Not surprisingly, the "obscene and complicated" vernaculars spoken on Deadwood have garnered much critical attention. Sean O'Sullivan characterizes Deadwood's discourse as a "new style in which Milch fuses the mannered sentence structure of Victorian speech with the colloquialisms and 'low' speech of the West." Another critic writes: "The language on Deadwood ranges from an Elizabethan-like ornateness to profanity of a relentlessness that makes The Sopranos seem demure. Both extremes often coexist in a single speech." Milch and the writers for Deadwood do not shy away from this; indeed, they revel in their meta-linguistic awareness. For example, in an episode from the second season, Francis Wolcott explains his disappointment in the contents of a letter he purchased from E. B. Farnum.
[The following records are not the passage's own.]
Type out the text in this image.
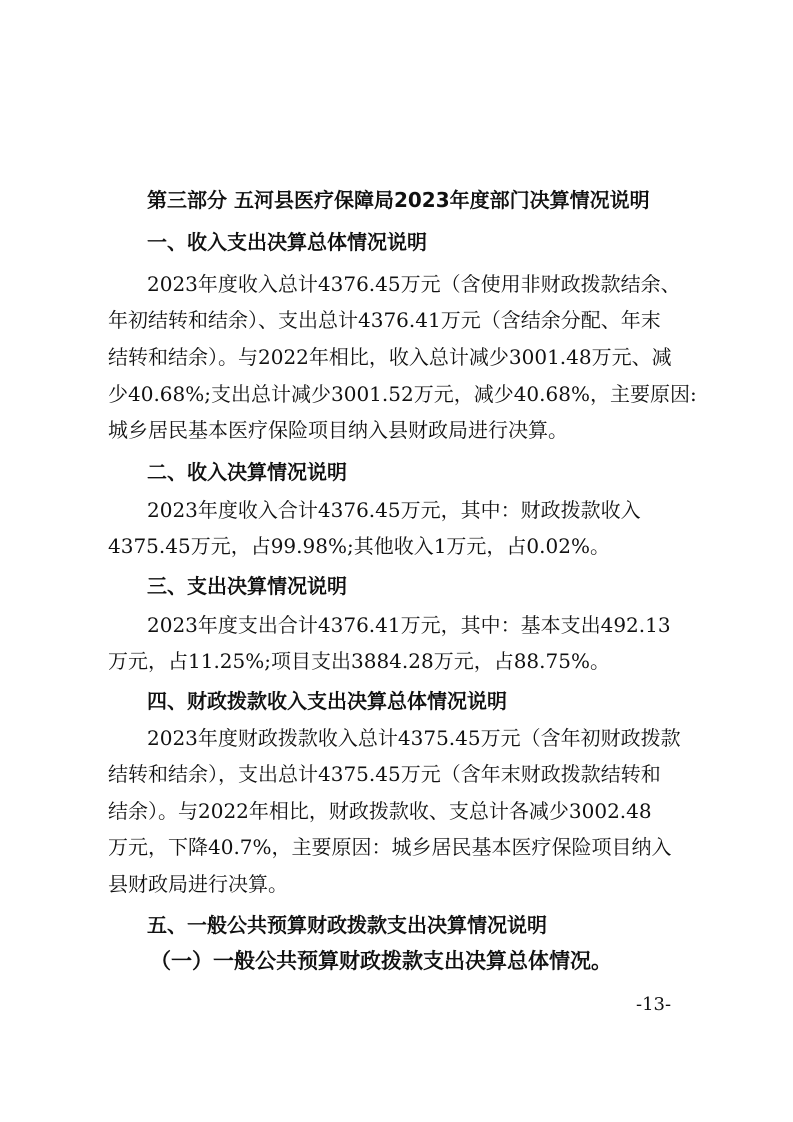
第三部分 五河县医疗保障局2023年度部门决算情况说明
一、收入支出决算总体情况说明
2023年度收入总计4376.45万元（含使用非财政拨款结余、
年初结转和结余）、支出总计4376.41万元（含结余分配、年末
结转和结余）。与2022年相比，收入总计减少3001.48万元、减
少40.68%;支出总计减少3001.52万元，减少40.68%，主要原因:
城乡居民基本医疗保险项目纳入县财政局进行决算。
二、收入决算情况说明
2023年度收入合计4376.45万元，其中：财政拨款收入
4375.45万元，占99.98%;其他收入1万元，占0.02%。
三、支出决算情况说明
2023年度支出合计4376.41万元，其中：基本支出492.13
万元，占11.25%;项目支出3884.28万元，占88.75%。
四、财政拨款收入支出决算总体情况说明
2023年度财政拨款收入总计4375.45万元（含年初财政拨款
结转和结余），支出总计4375.45万元（含年末财政拨款结转和
结余）。与2022年相比，财政拨款收、支总计各减少3002.48
万元，下降40.7%，主要原因：城乡居民基本医疗保险项目纳入
县财政局进行决算。
五、一般公共预算财政拨款支出决算情况说明
（一）一般公共预算财政拨款支出决算总体情况。
-13-
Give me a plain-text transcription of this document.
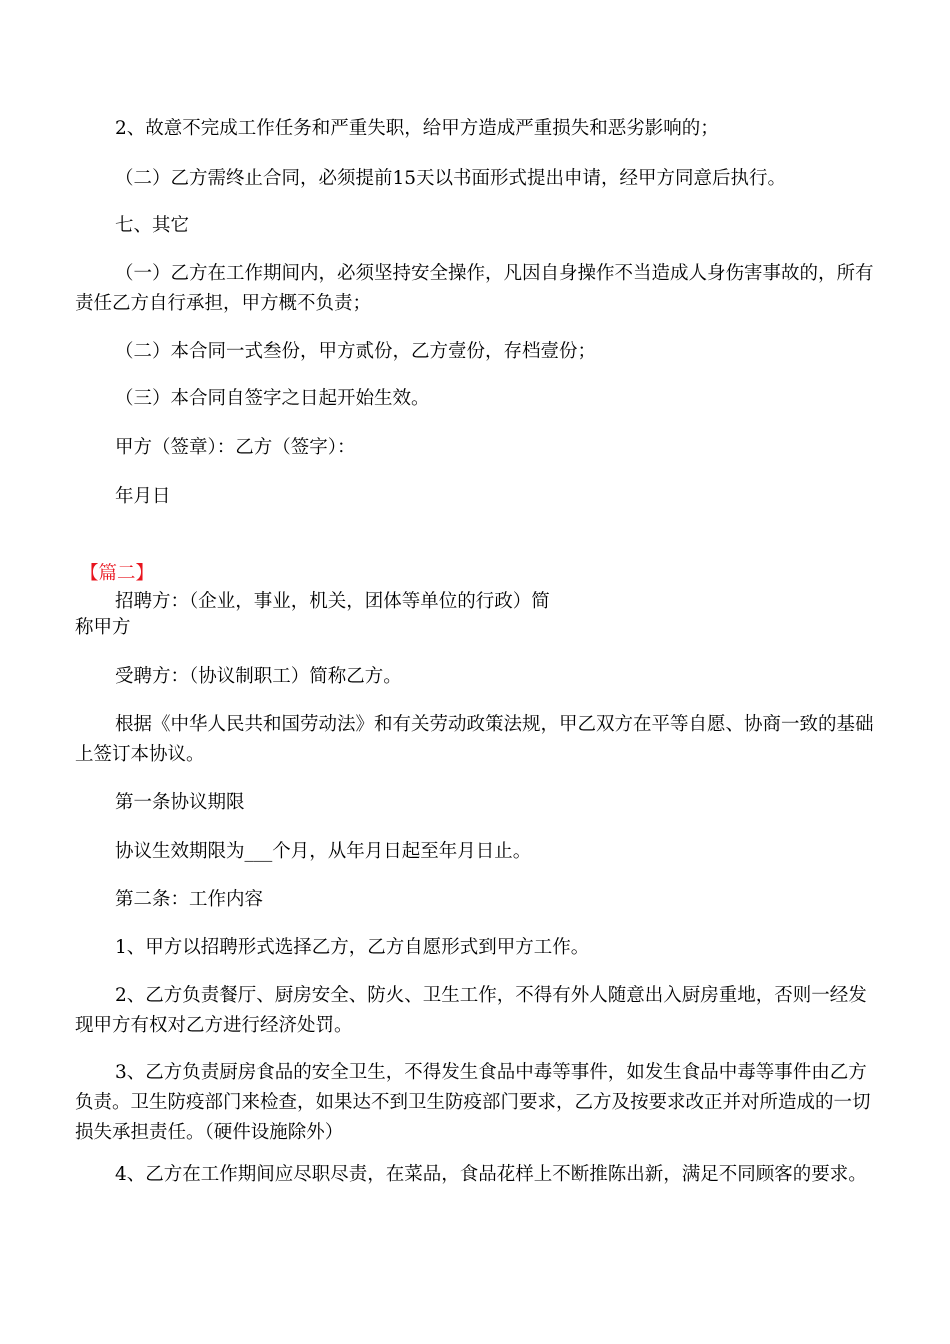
2、故意不完成工作任务和严重失职，给甲方造成严重损失和恶劣影响的；

（二）乙方需终止合同，必须提前15天以书面形式提出申请，经甲方同意后执行。

七、其它

（一）乙方在工作期间内，必须坚持安全操作，凡因自身操作不当造成人身伤害事故的，所有责任乙方自行承担，甲方概不负责；

（二）本合同一式叁份，甲方贰份，乙方壹份，存档壹份；

（三）本合同自签字之日起开始生效。

甲方（签章）：乙方（签字）：

年月日

【篇二】

招聘方：（企业，事业，机关，团体等单位的行政）简

称甲方

受聘方：（协议制职工）简称乙方。

根据《中华人民共和国劳动法》和有关劳动政策法规，甲乙双方在平等自愿、协商一致的基础上签订本协议。

第一条协议期限

协议生效期限为___个月，从年月日起至年月日止。

第二条：工作内容

1、甲方以招聘形式选择乙方，乙方自愿形式到甲方工作。

2、乙方负责餐厅、厨房安全、防火、卫生工作，不得有外人随意出入厨房重地，否则一经发现甲方有权对乙方进行经济处罚。

3、乙方负责厨房食品的安全卫生，不得发生食品中毒等事件，如发生食品中毒等事件由乙方负责。卫生防疫部门来检查，如果达不到卫生防疫部门要求，乙方及按要求改正并对所造成的一切损失承担责任。（硬件设施除外）

4、乙方在工作期间应尽职尽责，在菜品，食品花样上不断推陈出新，满足不同顾客的要求。
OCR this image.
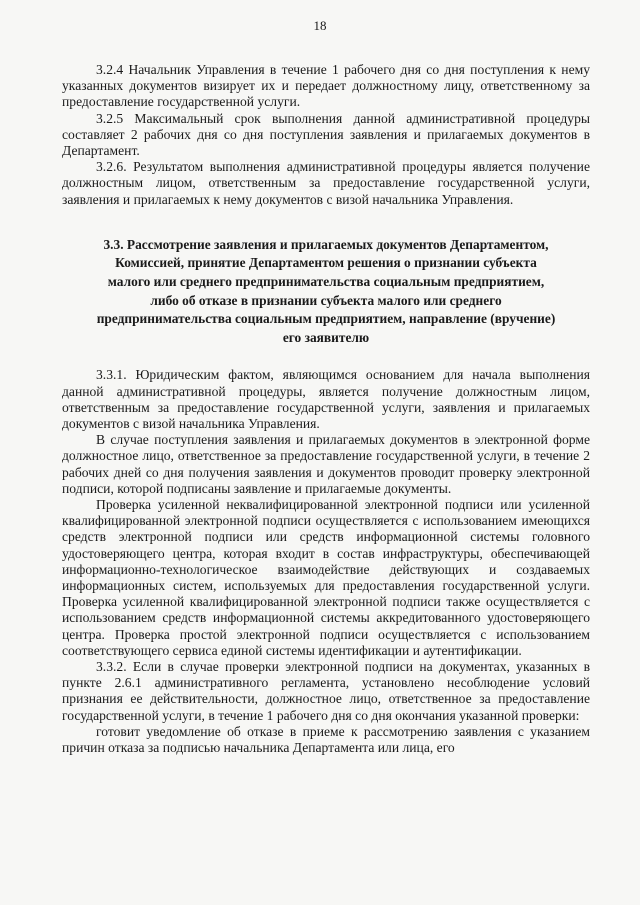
18

3.2.4 Начальник Управления в течение 1 рабочего дня со дня поступления к нему указанных документов визирует их и передает должностному лицу, ответственному за предоставление государственной услуги.

3.2.5 Максимальный срок выполнения данной административной процедуры составляет 2 рабочих дня со дня поступления заявления и прилагаемых документов в Департамент.

3.2.6. Результатом выполнения административной процедуры является получение должностным лицом, ответственным за предоставление государственной услуги, заявления и прилагаемых к нему документов с визой начальника Управления.

3.3. Рассмотрение заявления и прилагаемых документов Департаментом, Комиссией, принятие Департаментом решения о признании субъекта малого или среднего предпринимательства социальным предприятием, либо об отказе в признании субъекта малого или среднего предпринимательства социальным предприятием, направление (вручение) его заявителю

3.3.1. Юридическим фактом, являющимся основанием для начала выполнения данной административной процедуры, является получение должностным лицом, ответственным за предоставление государственной услуги, заявления и прилагаемых документов с визой начальника Управления.

В случае поступления заявления и прилагаемых документов в электронной форме должностное лицо, ответственное за предоставление государственной услуги, в течение 2 рабочих дней со дня получения заявления и документов проводит проверку электронной подписи, которой подписаны заявление и прилагаемые документы.

Проверка усиленной неквалифицированной электронной подписи или усиленной квалифицированной электронной подписи осуществляется с использованием имеющихся средств электронной подписи или средств информационной системы головного удостоверяющего центра, которая входит в состав инфраструктуры, обеспечивающей информационно-технологическое взаимодействие действующих и создаваемых информационных систем, используемых для предоставления государственной услуги. Проверка усиленной квалифицированной электронной подписи также осуществляется с использованием средств информационной системы аккредитованного удостоверяющего центра. Проверка простой электронной подписи осуществляется с использованием соответствующего сервиса единой системы идентификации и аутентификации.

3.3.2. Если в случае проверки электронной подписи на документах, указанных в пункте 2.6.1 административного регламента, установлено несоблюдение условий признания ее действительности, должностное лицо, ответственное за предоставление государственной услуги, в течение 1 рабочего дня со дня окончания указанной проверки:

готовит уведомление об отказе в приеме к рассмотрению заявления с указанием причин отказа за подписью начальника Департамента или лица, его
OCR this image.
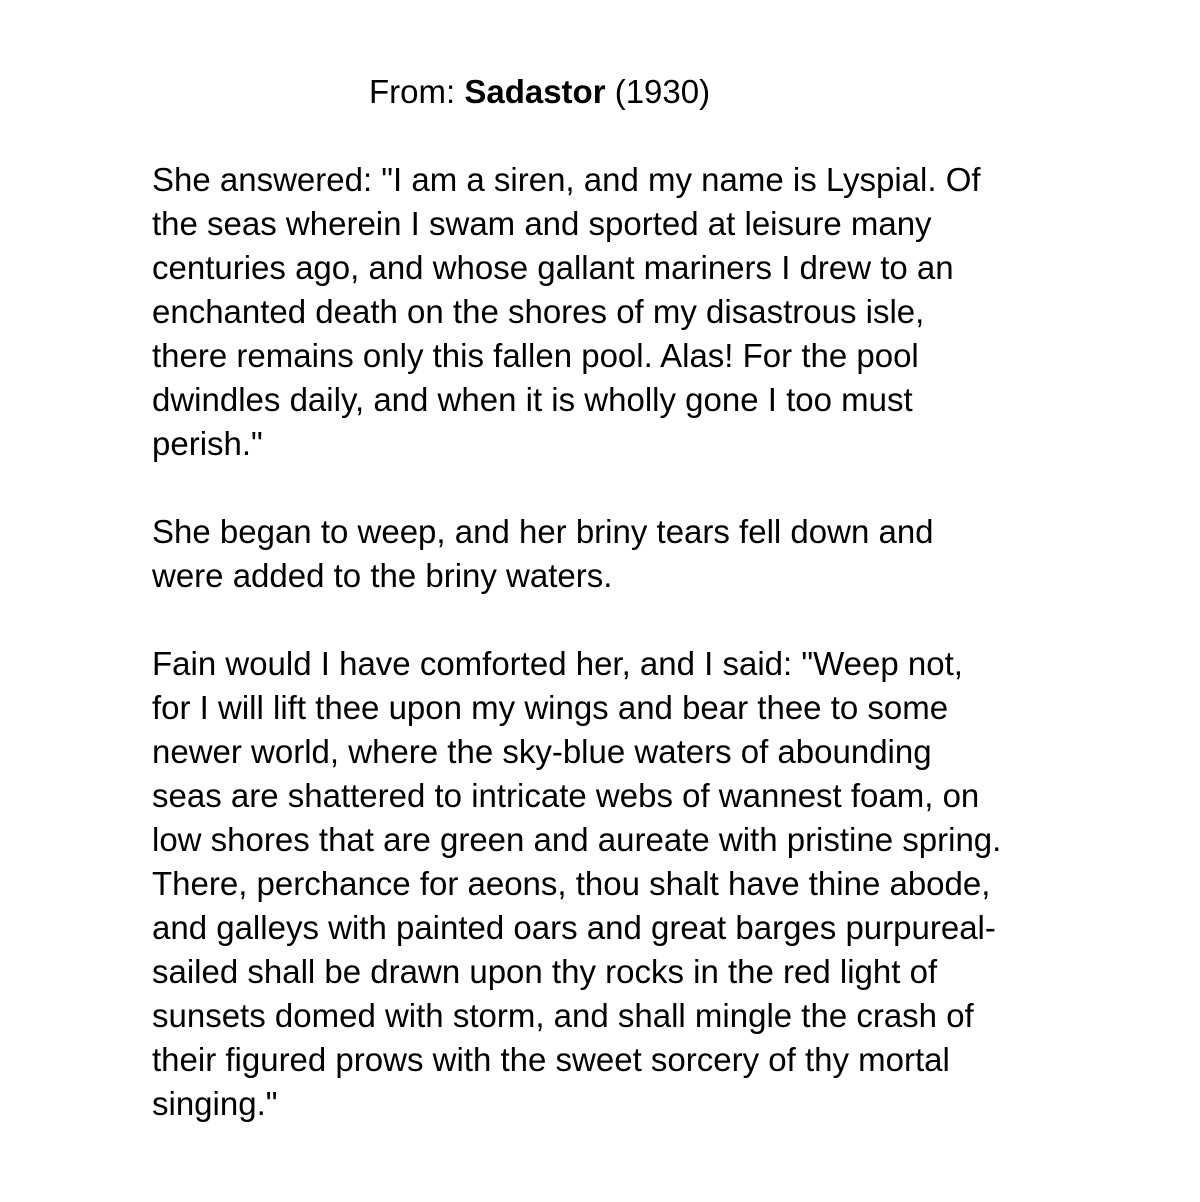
From: Sadastor (1930)

She answered: "I am a siren, and my name is Lyspial. Of
the seas wherein I swam and sported at leisure many
centuries ago, and whose gallant mariners I drew to an
enchanted death on the shores of my disastrous isle,
there remains only this fallen pool. Alas! For the pool
dwindles daily, and when it is wholly gone I too must
perish."

She began to weep, and her briny tears fell down and
were added to the briny waters.

Fain would I have comforted her, and I said: "Weep not,
for I will lift thee upon my wings and bear thee to some
newer world, where the sky-blue waters of abounding
seas are shattered to intricate webs of wannest foam, on
low shores that are green and aureate with pristine spring.
There, perchance for aeons, thou shalt have thine abode,
and galleys with painted oars and great barges purpureal-
sailed shall be drawn upon thy rocks in the red light of
sunsets domed with storm, and shall mingle the crash of
their figured prows with the sweet sorcery of thy mortal
singing."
Farnum replies, "Some ancient Italian maxim fits our situation whose particulars escape me." Wolcott responds, "Is the gist that I'm shit out of luck?" And Farnum asks, "Did they speak that way then?'''1 Farnum's question provides a framework for this essay: I examine Deadwood's discourse within the context of the Western genre, and then address the two dialectal features that have driven so much of the critical commentary about the show: the profane lexicon and the "Shakespearean" dialogue. I do so in an effort to not only answer Farnum's question about language in the Dakota Territory in the 1870s but also to interrogate the transgressive qualities of the language in Deadwood.